Aufarbeitung der deutsch-deutschen Geschichte
Die rassistische Kontinuität der letzten dreißig Jahre macht deutlich, dass mit dem damaligen Slogan „Wir sind ein Volk“ ein Ihr konstruiert wurde, welches an den Feierlichkeiten nicht teilnehmen sollte. Der Preis des Zusammenhalts in der Mehrheitsgesellschaft Nachwendedeutschlands sind der NSU-Komplex, Halle und all die vergangenen und kommenden rassistischen Gewalttaten, denen auf staatlicher Seite nach wie vor nur unzureichend nachgegangen wird. Die rassistischen Brandanschläge in Mölln und Solingen, die westdeutschen Unterstützungsstrukturen des NSU und der Mord an Walter Lübcke machen deutlich, dass es sich dabei nie um ein ausschließliches Problem der neuen Bundesländer gehandelt hat.
Diese „Wiedervereinigung“ ist daher für viele kein Grund zum Feiern. Für eine antirassistische Gesellschaft ist die Aufarbeitung der deutsch-deutschen Geschichte mit ihren Bezügen zur Gegenwart dringend notwendig. Sie kann nur in Verbindung mit einer öffentlichen Auseinandersetzung und Analyse der rassistischen und antisemitischen Zustände in der Historie der BRD und DDR stattfinden. Darin müssen vor allem die Perspektiven und das Wissen derer sichtbar gemacht werden, auf deren Rücken die „Wiedervereinigung“ ausgetragen wurde.
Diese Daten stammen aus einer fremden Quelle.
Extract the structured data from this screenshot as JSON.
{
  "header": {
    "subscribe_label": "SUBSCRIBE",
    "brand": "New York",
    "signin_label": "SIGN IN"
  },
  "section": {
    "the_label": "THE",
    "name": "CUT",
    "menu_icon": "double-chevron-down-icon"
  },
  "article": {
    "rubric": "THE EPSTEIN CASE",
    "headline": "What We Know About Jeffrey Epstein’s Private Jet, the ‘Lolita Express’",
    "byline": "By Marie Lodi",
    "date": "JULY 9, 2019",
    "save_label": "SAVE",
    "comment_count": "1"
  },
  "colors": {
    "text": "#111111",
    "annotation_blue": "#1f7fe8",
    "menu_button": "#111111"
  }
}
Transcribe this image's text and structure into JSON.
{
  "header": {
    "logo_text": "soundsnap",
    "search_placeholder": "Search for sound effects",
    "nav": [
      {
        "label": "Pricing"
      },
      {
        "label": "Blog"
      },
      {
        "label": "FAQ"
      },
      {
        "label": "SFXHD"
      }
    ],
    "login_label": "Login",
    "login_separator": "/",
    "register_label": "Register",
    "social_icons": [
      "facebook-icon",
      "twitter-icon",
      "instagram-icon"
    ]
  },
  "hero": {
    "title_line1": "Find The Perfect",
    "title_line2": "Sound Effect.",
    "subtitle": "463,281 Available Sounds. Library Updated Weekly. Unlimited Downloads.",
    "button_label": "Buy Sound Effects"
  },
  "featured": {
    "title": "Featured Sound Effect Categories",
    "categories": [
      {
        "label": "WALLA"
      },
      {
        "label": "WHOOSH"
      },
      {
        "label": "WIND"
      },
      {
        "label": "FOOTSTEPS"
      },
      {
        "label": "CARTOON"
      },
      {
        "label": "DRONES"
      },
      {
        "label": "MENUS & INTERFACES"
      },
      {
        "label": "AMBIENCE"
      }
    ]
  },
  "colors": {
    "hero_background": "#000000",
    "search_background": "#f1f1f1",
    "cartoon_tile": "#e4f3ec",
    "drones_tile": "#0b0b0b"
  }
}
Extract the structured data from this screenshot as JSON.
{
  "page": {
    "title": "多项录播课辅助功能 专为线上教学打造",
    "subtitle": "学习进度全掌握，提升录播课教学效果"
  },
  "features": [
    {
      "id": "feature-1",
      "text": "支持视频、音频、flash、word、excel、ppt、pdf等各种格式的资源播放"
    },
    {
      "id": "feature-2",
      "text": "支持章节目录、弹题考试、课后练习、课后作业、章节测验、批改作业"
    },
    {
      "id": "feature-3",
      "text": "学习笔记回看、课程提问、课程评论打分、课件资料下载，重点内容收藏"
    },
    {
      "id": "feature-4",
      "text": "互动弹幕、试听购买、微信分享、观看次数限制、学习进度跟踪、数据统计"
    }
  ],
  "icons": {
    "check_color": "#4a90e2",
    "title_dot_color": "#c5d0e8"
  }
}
Glücklicherweise gibt es seit jeher Widerstand durch migrantische und antifaschistische Gruppen und immer mehr Initiativen und Einzelpersonen, die ihre Geschichten und Analysen in den öffentlichen Diskurs einbringen. Bis diese jedoch in den gesellschaftlichen Kanon eingehen, braucht es noch einen langen Atem.